Scott makes a snowman

           Everett had a harder time giving up Santa Claus than the rest of us.  Uncle Chan asked him what he got for Christmas and he listed all of the toys and clothes from uncles, aunts, grandparents and a toy log truck from Santa.  “Didn’t your mom and dad give you anything?” teased Chan.  Everett thought a long time and finally allowed “they gave me one of the logs on the truck”.

          Grandpa and Grandma Hanson (Eugene and Nettie) always had us over for Christmas dinner.

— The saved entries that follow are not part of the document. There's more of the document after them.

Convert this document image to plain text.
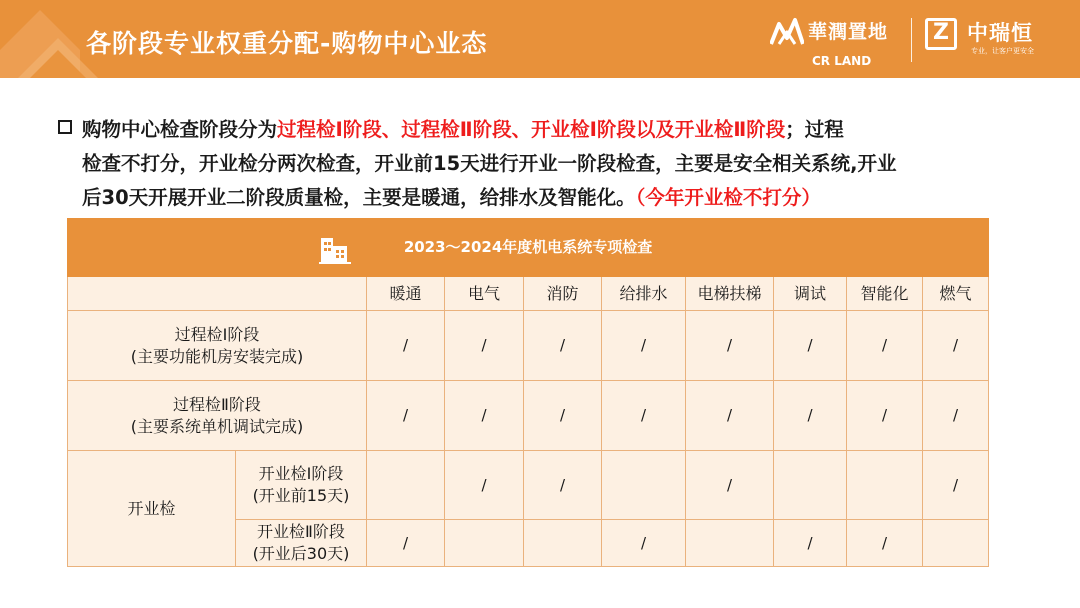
各阶段专业权重分配-购物中心业态	華潤置地
CR LAND
Z 中瑞恒
专业，让客户更安全
购物中心检查阶段分为过程检Ⅰ阶段、过程检Ⅱ阶段、开业检Ⅰ阶段以及开业检Ⅱ阶段；过程
检查不打分，开业检分两次检查，开业前15天进行开业一阶段检查，主要是安全相关系统,开业
后30天开展开业二阶段质量检，主要是暖通，给排水及智能化。（今年开业检不打分）
2023～2024年度机电系统专项检查									
		暖通	电气	消防	给排水	电梯扶梯	调试	智能化	燃气

过程检Ⅰ阶段
(主要功能机房安装完成)		/	/	/	/	/	/	/	/

过程检Ⅱ阶段
(主要系统单机调试完成)		/	/	/	/	/	/	/	/
开业检	开业检Ⅰ阶段
(开业前15天)		/	/		/			/

	开业检Ⅱ阶段
(开业后30天)	/			/		/	/	
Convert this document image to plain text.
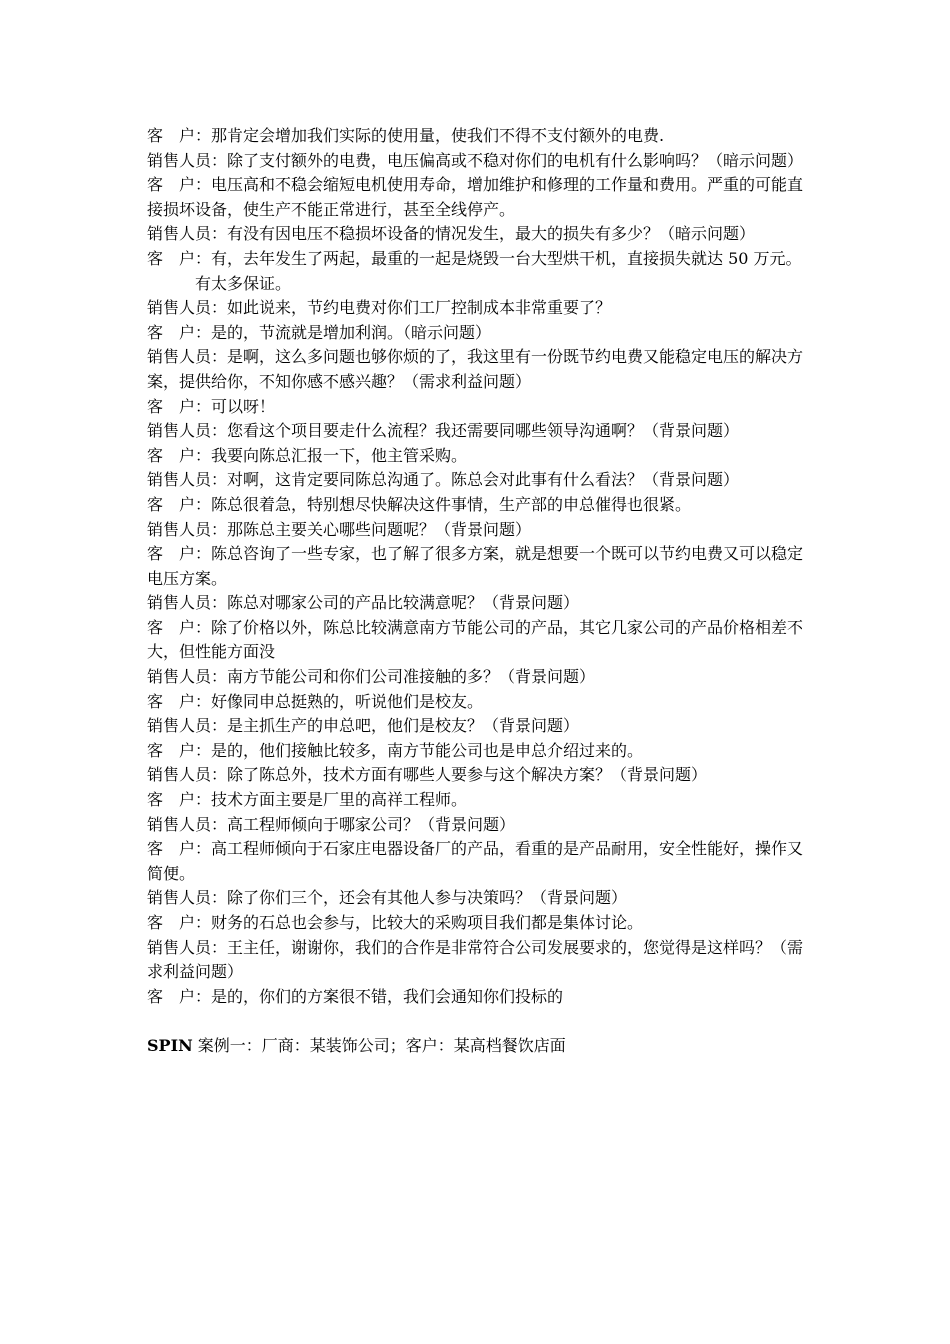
客　户：那肯定会增加我们实际的使用量，使我们不得不支付额外的电费.

销售人员：除了支付额外的电费，电压偏高或不稳对你们的电机有什么影响吗？（暗示问题）

客　户：电压高和不稳会缩短电机使用寿命，增加维护和修理的工作量和费用。严重的可能直接损坏设备，使生产不能正常进行，甚至全线停产。

销售人员：有没有因电压不稳损坏设备的情况发生，最大的损失有多少？（暗示问题）

客　户：有，去年发生了两起，最重的一起是烧毁一台大型烘干机，直接损失就达 50 万元。

有太多保证。

销售人员：如此说来，节约电费对你们工厂控制成本非常重要了？

客　户：是的，节流就是增加利润。（暗示问题）

销售人员：是啊，这么多问题也够你烦的了，我这里有一份既节约电费又能稳定电压的解决方案，提供给你，不知你感不感兴趣？（需求利益问题）

客　户：可以呀！

销售人员：您看这个项目要走什么流程？我还需要同哪些领导沟通啊？（背景问题）

客　户：我要向陈总汇报一下，他主管采购。

销售人员：对啊，这肯定要同陈总沟通了。陈总会对此事有什么看法？（背景问题）

客　户：陈总很着急，特别想尽快解决这件事情，生产部的申总催得也很紧。

销售人员：那陈总主要关心哪些问题呢？（背景问题）

客　户：陈总咨询了一些专家，也了解了很多方案，就是想要一个既可以节约电费又可以稳定电压方案。

销售人员：陈总对哪家公司的产品比较满意呢？（背景问题）

客　户：除了价格以外，陈总比较满意南方节能公司的产品，其它几家公司的产品价格相差不大，但性能方面没

销售人员：南方节能公司和你们公司准接触的多？（背景问题）

客　户：好像同申总挺熟的，听说他们是校友。

销售人员：是主抓生产的申总吧，他们是校友？（背景问题）

客　户：是的，他们接触比较多，南方节能公司也是申总介绍过来的。

销售人员：除了陈总外，技术方面有哪些人要参与这个解决方案？（背景问题）

客　户：技术方面主要是厂里的高祥工程师。

销售人员：高工程师倾向于哪家公司？（背景问题）

客　户：高工程师倾向于石家庄电器设备厂的产品，看重的是产品耐用，安全性能好，操作又简便。

销售人员：除了你们三个，还会有其他人参与决策吗？（背景问题）

客　户：财务的石总也会参与，比较大的采购项目我们都是集体讨论。

销售人员：王主任，谢谢你，我们的合作是非常符合公司发展要求的，您觉得是这样吗？（需求利益问题）

客　户：是的，你们的方案很不错，我们会通知你们投标的

SPIN 案例一：厂商：某装饰公司；客户：某高档餐饮店面
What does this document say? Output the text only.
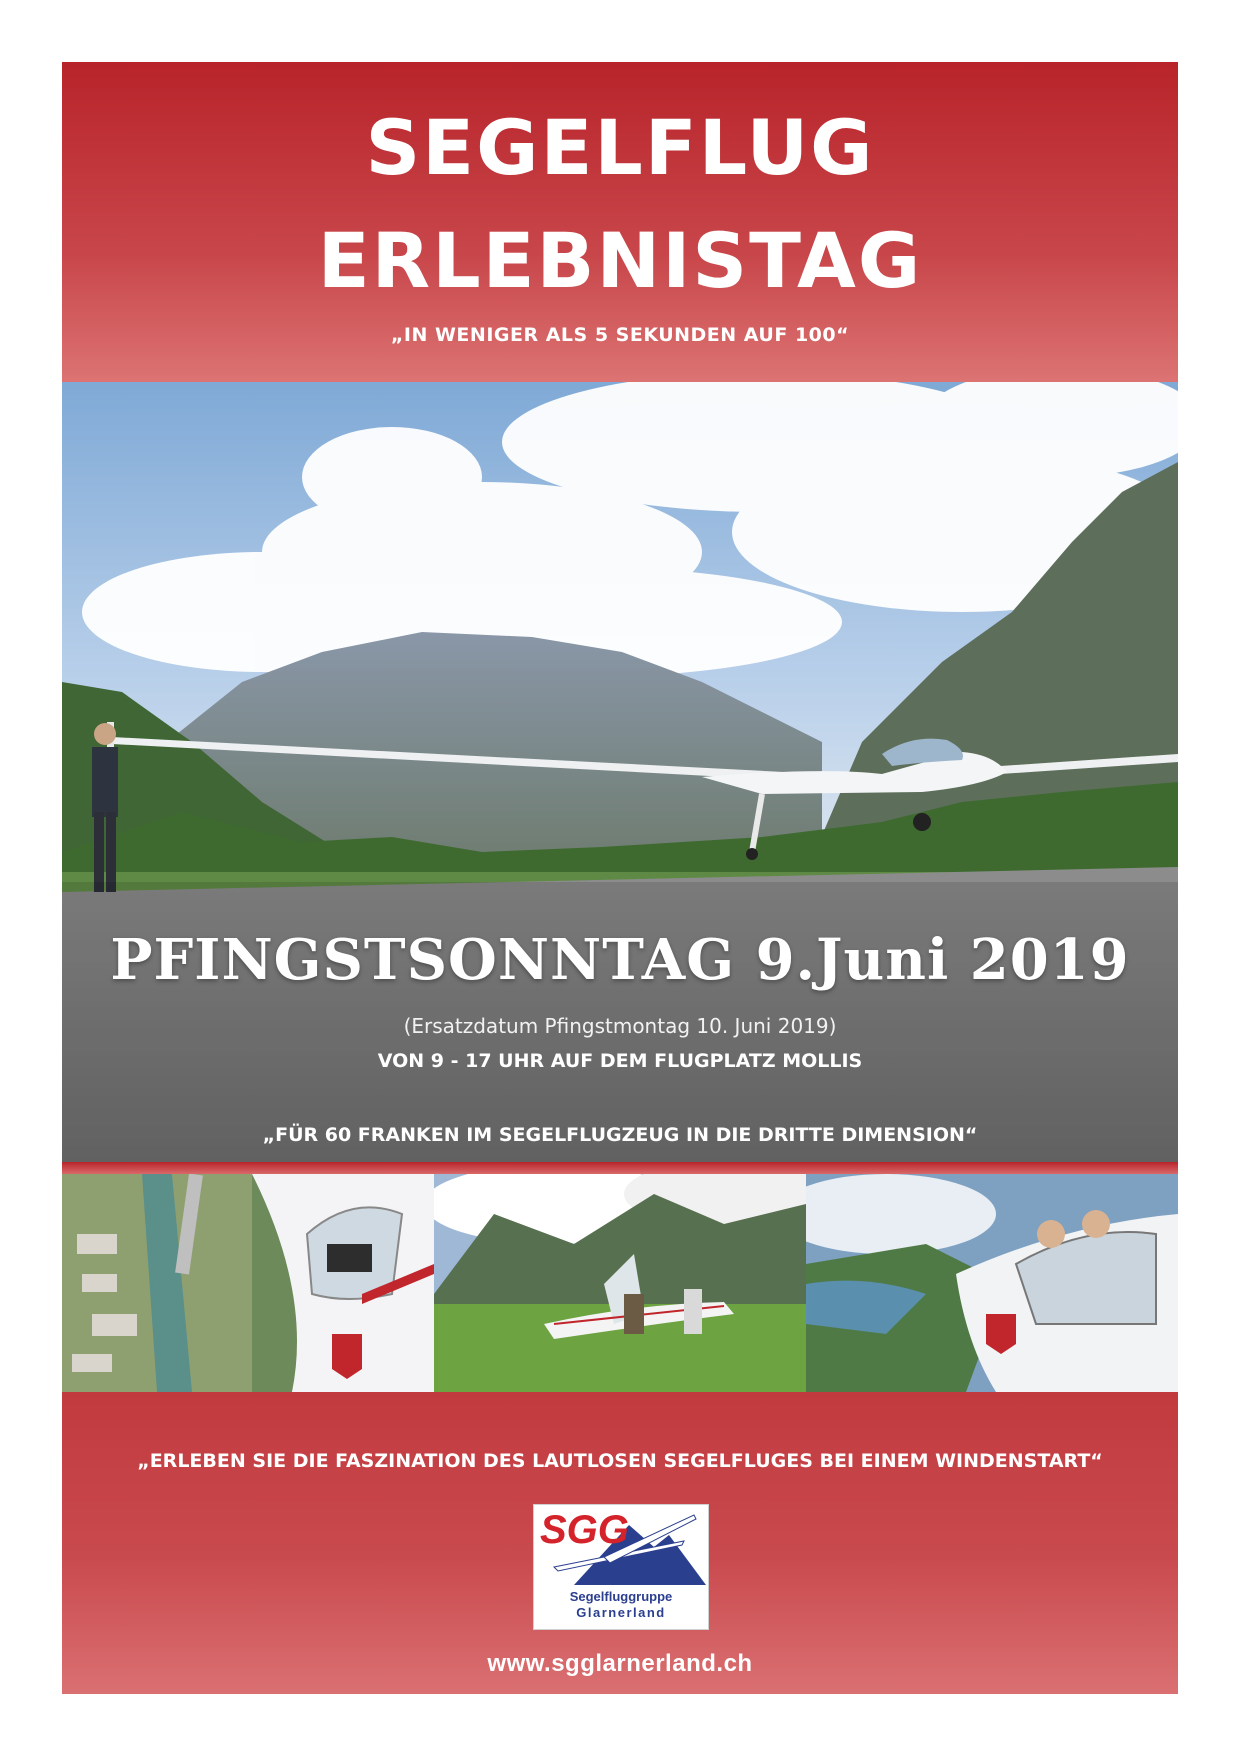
SEGELFLUG
ERLEBNISTAG
„IN WENIGER ALS 5 SEKUNDEN AUF 100“
PFINGSTSONNTAG 9.Juni 2019
(Ersatzdatum Pfingstmontag 10. Juni 2019)
VON 9 - 17 UHR AUF DEM FLUGPLATZ MOLLIS
„FÜR 60 FRANKEN IM SEGELFLUGZEUG IN DIE DRITTE DIMENSION“
„ERLEBEN SIE DIE FASZINATION DES LAUTLOSEN SEGELFLUGES BEI EINEM WINDENSTART“
SGG
Segelfluggruppe
Glarnerland
www.sgglarnerland.ch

Grandma’s Jack Pine tree was special!  She had some really old decorations that she brought out and put on the tree.  Tinsel loaded with lead, candle holders for real candles and balls and ornaments that had been carefully packed and carried through many moves.  The most fascinating decoration was the string of bubble lights.  When they first came out in the late 1940s Grandma had splurged and got a set.  We boys were fascinated that they never boiled away the water in them. 

          Grandma raised geese for the traditional cooked goose.  All of her food was home grown and home made and home cooked in the wood stove.  As a special treat she might have us help her make popcorn balls and pull taffy.  Our gifts were home knitted mittens or socks and homemade candy and cookies.  Grandma was a school teacher before getting married.  If the snow was fresh she would take us out and tramp a fox and geese circle and get us started playing the old schoolyard game.  Indoors she would bring out her favorite board game “Bringing Home the Bacon” and we 4 boys played it with her.  Grandpa liked to sing so would have grandma play a song on the piano and sing with us.

          After months of school it was time to get out and really do hard core sliding down the big hill by the house.  We had accumulated skis, runner sleds, toboggan and skates as previous Christmas presents or passed on from neighbors and relatives whose kids had outgrown them.

          The hillside by the house had to be prepared for the runner sleds.  We cleaned the summer rust from the runners by hooking on the back of the tractor and trailer and riding them up the road and into the woods to haul a load of wood back to the house.  We made a careful set of ruts in the deep snow by pulling a sled and rider down the hill.  We hauled pail after pail of water from the pump to ice the tracks, following the example of the old time loggers icing their roads.  Halfway down the hill we built a jump – a carefully packed, flattened and iced pile of snow that dropped an amazing amount—larger each year.  After a cold night the hill was ready!  The sleds whizzed down the hills, crashed over the jump finishing in the cattail swamp below.

Jed at Grandma's


          Ernest Swanson plowed and flooded a skating rink on Bass Lake for the Gullicksons, Swansons, Hansons, Nelsons and other neighbors to enjoy.  He plowed the snow in a large circle with the back blade on his Ford tractor leaving a snow bank ridge around it.  On a windless cold day he put the fence post auger on the tractor and ground it through the ice to auger fresh water to flood the rink.  It froze overnight to leave a glass surface for skating. Speed was the goal of the boys and elegance the girls. Skating backwards and stopping quickly while still on your feet were the true tests of a good skater.

          Some evenings we started a fire and skated late as the full moon lit up the area bright as day.  We boys found “hockey sticks” out of the woods and banged chunks of ice or wood around valuing speed and crashes above all.  We knew true disgust when an older boy left the hockey group to skate with someone’s sister!

           All too soon Christmas vacation was over and it was back to school preparing to be adults by copying pages out of the dictionary, getting used to the taste of the soap bar and writing our faults 25 times on the blackboard.